El contexto histórico y político del Sáhara Occidental
El Sáhara Occidental es un territorio en el noroeste de África cuya soberanía ha sido objeto de conflicto desde mediados del siglo XX. Antiguamente colonia española, la cuestión del Sáhara Occidental ha estado en el centro de negociaciones entre Marruecos, que reclama la integración del territorio, y el Frente Polisario, que defiende la independencia y la creación de la República Árabe Saharaui Democrática.
España y su papel histórico
Como antigua potencia colonial, España tiene responsabilidades históricas en este conflicto y un papel especial en las deliberaciones internacionales. Durante décadas, mantuvo una postura neutral o equidistante, apoyando el derecho a la autodeterminación del pueblo saharaui, en línea con resoluciones internacionales previas.
El cambio de rumbo del Gobierno español en 2021
En marzo de 2021, el Gobierno de España anunció un giro diplomático que reorientaba su posición hacia el reconocimiento de la propuesta marroquí de autonomía para el Sáhara Occidental, alineándose así con la posición de Marruecos y apartándose del tradicional respaldo a la independencia saharaui.
Reacciones internas y externas al giro
- Malestar político: El cambio generó preocupación y críticas en distintos sectores políticos españoles, que consideraron que esta modificación no se justificaba plenamente ni había sido consultada a fondo.
- Impacto diplomático: Marruecos mostró satisfacción por la nueva postura de España, mientras que el Frente Polisario y sus aliados denunciaron lo que interpretaron como un abandono de los compromisos internacionales y de los derechos del pueblo saharaui.
La resolución de la ONU de 2025 y su influencia
En octubre de 2025, la ONU emitió una resolución sobre el Sáhara Occidental que busca reafirmar los principios de la legalidad internacional y la importancia del proceso de negociación entre las partes. Esta resolución ha servido para revitalizar las críticas sobre el cambio de política del Gobierno español ocurrido tres años antes.
¿Qué dice la resolución?
- Reafirma el derecho del pueblo saharaui a la autodeterminación.
- Insiste en la necesidad de llevar a cabo negociaciones inclusivas y justas.
- Solicita un compromiso honesto de todas las partes involucradas para avanzar hacia una solución duradera.
El malestar renovado en España
La nueva resolución ha hecho aflorar nuevamente el malestar entre partidos políticos, organizaciones sociales y expertos que critican que España no haya defendido con suficiente firmeza el mandato internacional ni el derecho a la autodeterminación saharaui, lo que pone en entredicho el compromiso español en procesos multilaterales.
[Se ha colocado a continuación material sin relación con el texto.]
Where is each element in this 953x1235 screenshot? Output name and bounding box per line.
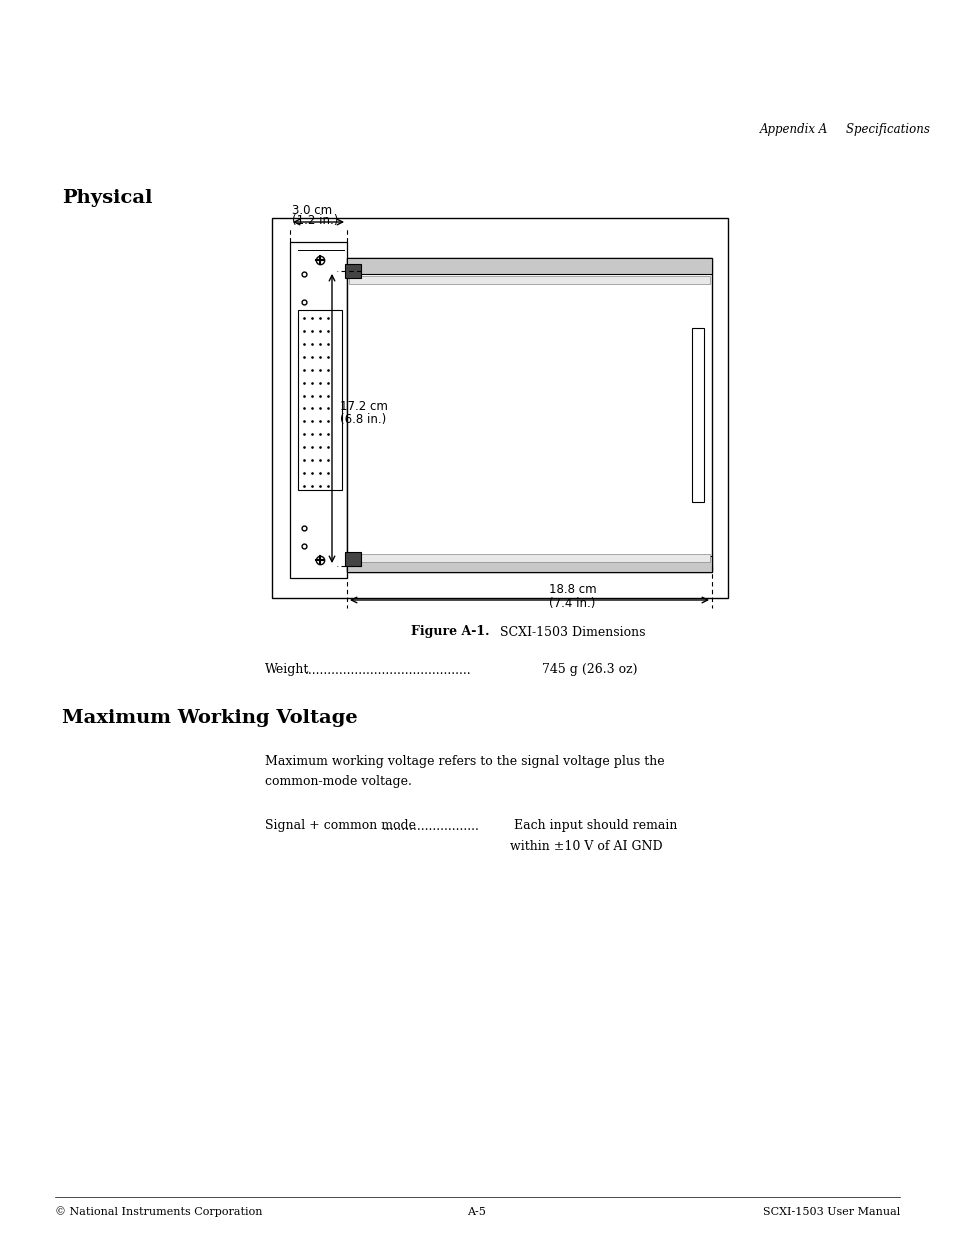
Text: (7.4 in.): (7.4 in.)	[549, 597, 596, 610]
Bar	[349, 555, 709, 562]
Text: (6.8 in.): (6.8 in.)	[339, 414, 386, 426]
Text: Appendix A     Specifications: Appendix A Specifications	[760, 124, 930, 137]
Text: common-mode voltage.: common-mode voltage.	[265, 776, 412, 788]
Text: Weight: Weight	[265, 663, 309, 677]
Bar	[691, 329, 703, 501]
Text: 18.8 cm: 18.8 cm	[549, 583, 597, 597]
Text: (1.2 in.): (1.2 in.)	[292, 214, 338, 227]
Text: 745 g (26.3 oz): 745 g (26.3 oz)	[537, 663, 637, 677]
Text: 17.2 cm: 17.2 cm	[339, 399, 388, 412]
Bar	[347, 258, 711, 572]
Text: Physical: Physical	[62, 189, 152, 207]
Bar	[347, 258, 711, 274]
Bar	[272, 219, 727, 598]
Text: .........................: .........................	[382, 820, 479, 832]
Bar	[349, 275, 709, 284]
Text: ...........................................: ........................................…	[305, 663, 471, 677]
Text: 3.0 cm: 3.0 cm	[292, 204, 332, 217]
Text: SCXI-1503 User Manual: SCXI-1503 User Manual	[762, 1207, 899, 1216]
Text: Each input should remain: Each input should remain	[510, 820, 677, 832]
Text: Maximum working voltage refers to the signal voltage plus the: Maximum working voltage refers to the si…	[265, 756, 664, 768]
Bar	[345, 264, 360, 278]
Text: SCXI-1503 Dimensions: SCXI-1503 Dimensions	[492, 625, 645, 638]
Text: Figure A-1.: Figure A-1.	[411, 625, 490, 638]
Text: A-5: A-5	[467, 1207, 486, 1216]
Text: within ±10 V of AI GND: within ±10 V of AI GND	[510, 840, 662, 852]
Bar	[345, 552, 360, 566]
Bar	[347, 556, 711, 572]
Bar	[297, 310, 341, 490]
Text: © National Instruments Corporation: © National Instruments Corporation	[55, 1207, 262, 1218]
Text: Maximum Working Voltage: Maximum Working Voltage	[62, 709, 357, 727]
Text: Signal + common mode: Signal + common mode	[265, 820, 419, 832]
Bar	[290, 242, 347, 578]
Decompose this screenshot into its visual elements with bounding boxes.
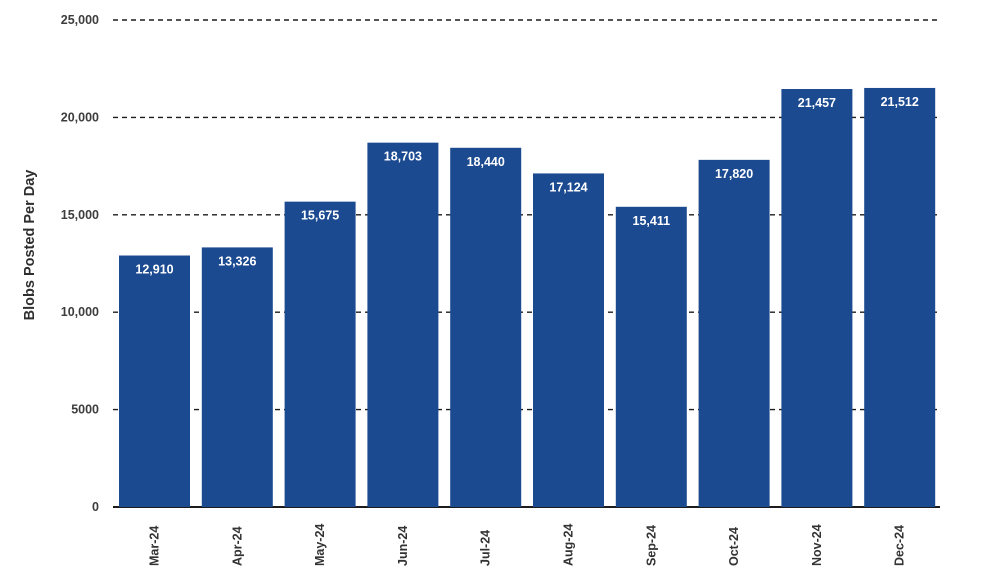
y-axis-tick-labels: 0 5000 10,000 15,000 20,000 25,000 (61, 13, 99, 514)
y-tick-label: 15,000 (61, 208, 99, 222)
bar-value-label: 17,124 (549, 180, 587, 194)
bar-value-label: 18,703 (384, 150, 422, 164)
bar-value-label: 13,326 (218, 254, 256, 268)
bar-value-label: 15,675 (301, 209, 339, 223)
x-tick-label: Jun-24 (396, 526, 410, 566)
bar (533, 173, 604, 507)
bar-value-label: 21,457 (798, 96, 836, 110)
bar (781, 89, 853, 507)
bar (119, 255, 190, 507)
y-axis-title: Blobs Posted Per Day (22, 170, 38, 321)
bar (201, 247, 273, 507)
bar (864, 87, 936, 508)
bar (284, 201, 356, 507)
x-tick-label: Mar-24 (148, 526, 162, 566)
x-tick-label: Apr-24 (230, 526, 244, 566)
bar-value-label: 12,910 (135, 263, 173, 277)
x-tick-label: Dec-24 (893, 525, 907, 566)
x-tick-label: Oct-24 (727, 527, 741, 566)
y-tick-label: 5000 (71, 403, 99, 417)
x-axis-tick-labels: Mar-24 Apr-24 May-24 Jun-24 Jul-24 Aug-24 Sep-… (148, 524, 907, 566)
bar-value-label: 17,820 (715, 167, 753, 181)
y-tick-label: 0 (92, 500, 99, 514)
x-tick-label: Jul-24 (479, 530, 493, 566)
bar (615, 206, 687, 508)
bar-value-label: 21,512 (881, 95, 919, 109)
x-tick-label: Sep-24 (644, 525, 658, 566)
y-tick-label: 10,000 (61, 305, 99, 319)
x-tick-label: Aug-24 (562, 524, 576, 566)
bars-layer (119, 87, 936, 508)
bar-value-label: 18,440 (467, 155, 505, 169)
y-tick-label: 25,000 (61, 13, 99, 27)
bar (450, 147, 522, 507)
bar-value-label: 15,411 (633, 214, 671, 228)
y-tick-label: 20,000 (61, 110, 99, 124)
bar (698, 159, 770, 507)
value-labels-layer: 12,910 13,326 15,675 18,703 18,440 17,124 15,4… (135, 95, 918, 277)
bar (367, 142, 439, 507)
x-tick-label: May-24 (313, 524, 327, 566)
x-tick-label: Nov-24 (810, 524, 824, 566)
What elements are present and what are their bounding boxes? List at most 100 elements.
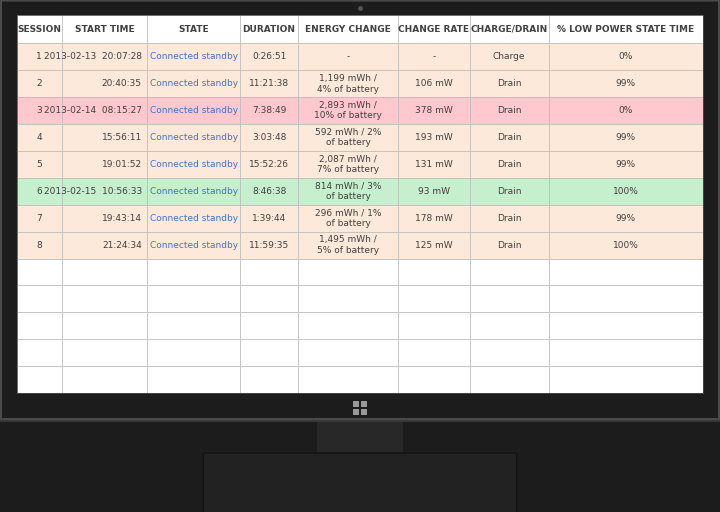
- Bar: [0, 0, 720, 15]
- Bar: [549, 151, 703, 178]
- Bar: [62, 205, 148, 231]
- Text: Drain: Drain: [497, 241, 521, 249]
- Text: Connected standby: Connected standby: [150, 52, 238, 61]
- Bar: [17, 15, 703, 393]
- Bar: [298, 339, 397, 366]
- Bar: [354, 409, 359, 415]
- Text: 99%: 99%: [616, 133, 636, 142]
- Bar: [240, 285, 298, 312]
- Text: Drain: Drain: [497, 133, 521, 142]
- Text: 378 mW: 378 mW: [415, 106, 453, 115]
- Bar: [397, 70, 469, 97]
- Text: 0%: 0%: [618, 52, 633, 61]
- Bar: [240, 178, 298, 205]
- Bar: [397, 231, 469, 259]
- Text: 2013-02-15  10:56:33: 2013-02-15 10:56:33: [44, 187, 142, 196]
- Text: 814 mWh / 3%
of battery: 814 mWh / 3% of battery: [315, 181, 382, 201]
- Bar: [469, 15, 549, 44]
- Bar: [240, 151, 298, 178]
- Bar: [469, 151, 549, 178]
- Bar: [62, 231, 148, 259]
- Text: 1: 1: [37, 52, 42, 61]
- Bar: [17, 285, 62, 312]
- Bar: [62, 312, 148, 339]
- Bar: [62, 15, 148, 44]
- Bar: [469, 70, 549, 97]
- Text: 193 mW: 193 mW: [415, 133, 453, 142]
- Bar: [62, 285, 148, 312]
- Text: Drain: Drain: [497, 160, 521, 169]
- Bar: [62, 44, 148, 70]
- Text: Connected standby: Connected standby: [150, 133, 238, 142]
- Bar: [397, 366, 469, 393]
- Bar: [17, 312, 62, 339]
- Text: CHARGE/DRAIN: CHARGE/DRAIN: [471, 25, 548, 34]
- Bar: [62, 70, 148, 97]
- Bar: [240, 312, 298, 339]
- Text: 0:26:51: 0:26:51: [252, 52, 287, 61]
- Bar: [62, 339, 148, 366]
- Bar: [148, 151, 240, 178]
- Text: START TIME: START TIME: [75, 25, 134, 34]
- Text: DURATION: DURATION: [243, 25, 296, 34]
- Bar: [17, 15, 62, 44]
- Bar: [240, 70, 298, 97]
- Text: 2013-02-13  20:07:28: 2013-02-13 20:07:28: [44, 52, 142, 61]
- Text: 99%: 99%: [616, 79, 636, 88]
- Bar: [148, 366, 240, 393]
- Bar: [469, 205, 549, 231]
- Text: 21:24:34: 21:24:34: [102, 241, 142, 249]
- Bar: [148, 312, 240, 339]
- Bar: [298, 231, 397, 259]
- Bar: [148, 70, 240, 97]
- Bar: [17, 366, 62, 393]
- Bar: [62, 178, 148, 205]
- Bar: [148, 259, 240, 285]
- Text: Drain: Drain: [497, 187, 521, 196]
- Bar: [17, 97, 62, 124]
- Bar: [240, 44, 298, 70]
- Text: 5: 5: [37, 160, 42, 169]
- Bar: [397, 44, 469, 70]
- Bar: [17, 339, 62, 366]
- Bar: [148, 124, 240, 151]
- Bar: [17, 124, 62, 151]
- Bar: [469, 231, 549, 259]
- Bar: [298, 97, 397, 124]
- Text: 100%: 100%: [613, 241, 639, 249]
- Bar: [397, 151, 469, 178]
- Text: 93 mW: 93 mW: [418, 187, 450, 196]
- Text: 11:59:35: 11:59:35: [249, 241, 289, 249]
- Bar: [549, 231, 703, 259]
- Bar: [549, 97, 703, 124]
- Bar: [298, 15, 397, 44]
- Bar: [397, 259, 469, 285]
- Text: 7: 7: [37, 214, 42, 223]
- Bar: [298, 151, 397, 178]
- Text: Connected standby: Connected standby: [150, 160, 238, 169]
- Text: STATE: STATE: [179, 25, 209, 34]
- Bar: [62, 151, 148, 178]
- Bar: [361, 409, 366, 415]
- Bar: [397, 339, 469, 366]
- Bar: [298, 285, 397, 312]
- Text: 15:56:11: 15:56:11: [102, 133, 142, 142]
- Text: Connected standby: Connected standby: [150, 241, 238, 249]
- Text: 2: 2: [37, 79, 42, 88]
- Bar: [17, 231, 62, 259]
- Text: 8:46:38: 8:46:38: [252, 187, 287, 196]
- Text: 592 mWh / 2%
of battery: 592 mWh / 2% of battery: [315, 127, 381, 147]
- Bar: [298, 312, 397, 339]
- Text: Connected standby: Connected standby: [150, 187, 238, 196]
- Bar: [17, 151, 62, 178]
- Text: 99%: 99%: [616, 160, 636, 169]
- Bar: [549, 312, 703, 339]
- Bar: [549, 178, 703, 205]
- Text: 178 mW: 178 mW: [415, 214, 453, 223]
- Text: 1,199 mWh /
4% of battery: 1,199 mWh / 4% of battery: [317, 74, 379, 94]
- Text: 0%: 0%: [618, 106, 633, 115]
- Bar: [298, 205, 397, 231]
- Bar: [397, 178, 469, 205]
- Bar: [298, 70, 397, 97]
- Text: CHANGE RATE: CHANGE RATE: [398, 25, 469, 34]
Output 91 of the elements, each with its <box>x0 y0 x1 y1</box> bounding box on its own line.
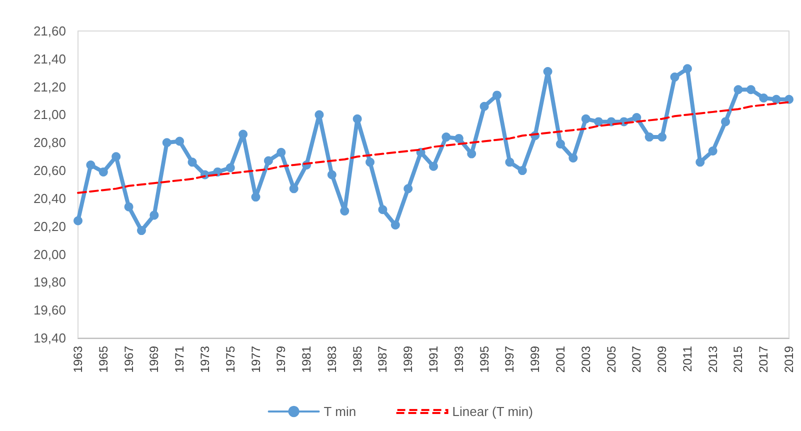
x-tick-label: 2001 <box>553 346 568 373</box>
x-tick-label: 1969 <box>147 346 162 373</box>
point <box>556 140 565 149</box>
legend-label: T min <box>324 404 356 419</box>
point <box>276 148 286 157</box>
x-tick-label: 2017 <box>756 346 771 373</box>
x-tick-label: 1987 <box>376 346 390 373</box>
x-tick-label: 1985 <box>350 346 364 373</box>
point <box>670 72 680 82</box>
point <box>594 117 604 126</box>
y-tick-label: 20,80 <box>33 135 66 150</box>
point <box>581 114 590 124</box>
point <box>454 134 464 143</box>
point <box>238 130 248 139</box>
point <box>682 64 692 74</box>
point <box>467 149 476 158</box>
point <box>518 166 527 176</box>
point <box>505 158 514 167</box>
x-tick-label: 1997 <box>502 346 517 373</box>
x-tick-label: 1963 <box>71 346 85 373</box>
x-tick-label: 2019 <box>782 346 796 373</box>
point <box>327 170 336 180</box>
x-tick-label: 1979 <box>274 346 288 373</box>
x-tick-label: 1991 <box>426 346 440 373</box>
legend-label: Linear (T min) <box>452 404 533 419</box>
point <box>124 202 134 212</box>
x-tick-label: 1983 <box>324 346 339 373</box>
x-tick-label: 1981 <box>300 346 314 373</box>
x-tick-label: 1989 <box>401 346 416 373</box>
y-tick-label: 19,40 <box>33 330 66 346</box>
point <box>442 132 451 142</box>
x-tick-label: 2009 <box>655 346 670 373</box>
y-tick-label: 20,00 <box>33 246 66 262</box>
point <box>480 102 489 111</box>
x-tick-label: 1977 <box>248 346 263 373</box>
point <box>632 113 642 122</box>
point <box>136 226 146 236</box>
point <box>150 210 159 220</box>
point <box>543 66 552 76</box>
point <box>86 160 96 170</box>
x-tick-label: 1967 <box>122 346 136 373</box>
point <box>251 192 260 202</box>
point <box>784 94 794 104</box>
point <box>74 216 82 226</box>
y-tick-label: 20,60 <box>33 163 66 178</box>
y-tick-label: 20,20 <box>33 218 66 234</box>
y-tick-label: 21,60 <box>33 24 66 38</box>
y-tick-label: 19,60 <box>33 302 66 318</box>
point <box>492 90 502 100</box>
y-tick-label: 19,80 <box>33 274 66 290</box>
y-tick-label: 21,40 <box>33 51 66 66</box>
point <box>696 158 705 167</box>
point <box>378 205 388 214</box>
x-tick-label: 1995 <box>477 346 492 373</box>
point <box>644 132 654 142</box>
point <box>352 114 362 124</box>
x-tick-label: 1965 <box>96 346 110 373</box>
point <box>734 85 743 94</box>
point <box>366 158 375 167</box>
point <box>175 136 184 146</box>
point <box>162 138 172 148</box>
y-tick-label: 21,00 <box>33 107 66 122</box>
x-tick-label: 2007 <box>630 346 644 373</box>
point <box>98 167 108 176</box>
x-tick-label: 2003 <box>578 346 593 373</box>
x-tick-label: 1993 <box>452 346 466 373</box>
point <box>568 153 578 162</box>
x-tick-label: 1975 <box>223 346 238 373</box>
point <box>264 156 273 166</box>
x-tick-label: 2015 <box>731 346 746 373</box>
x-tick-label: 1999 <box>528 346 542 373</box>
point <box>226 163 235 172</box>
x-tick-label: 2005 <box>604 346 618 373</box>
x-tick-label: 1971 <box>172 346 187 373</box>
point <box>188 158 197 167</box>
point <box>708 146 718 156</box>
point <box>340 206 350 216</box>
x-tick-label: 2013 <box>706 346 720 373</box>
point <box>658 132 667 142</box>
point <box>429 162 438 171</box>
point <box>759 93 768 102</box>
x-tick-label: 2011 <box>680 346 694 372</box>
point <box>772 94 781 104</box>
point <box>390 220 400 230</box>
y-tick-label: 21,20 <box>33 79 66 94</box>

Implicaciones geopolíticas y futuras posibles acciones
La polémica sobre el Sáhara tiene además impacto en la estabilidad regional y en las relaciones diplomáticas entre España, Marruecos y Argelia, país que apoya al Frente Polisario. La historia reciente indica que este asunto continuará siendo un punto sensible que demandará equilibrio, diplomacia y responsabilidad internacional.
Conclusión: Un debate abierto que invita a la reflexión
La resolución de la ONU sobre el Sáhara Occidental ha vuelto a poner sobre la mesa un tema clave para la política exterior española y para la defensa de los derechos humanos y la legalidad internacional. El cambio de postura del Gobierno de hace tres años, criticado en su momento y ahora reforzado por esta resolución, llama a un análisis profundo y responsable, que sirva para construir puentes y soluciones con sentido de justicia y pragmatismo.
En definitiva, sigue siendo fundamental generar un diálogo abierto y consensuado, que integre las voces de todas las partes y garantice una paz duradera para el Sáhara Occidental, con respeto a la dignidad de su pueblo y conforme a las normas del derecho internacional.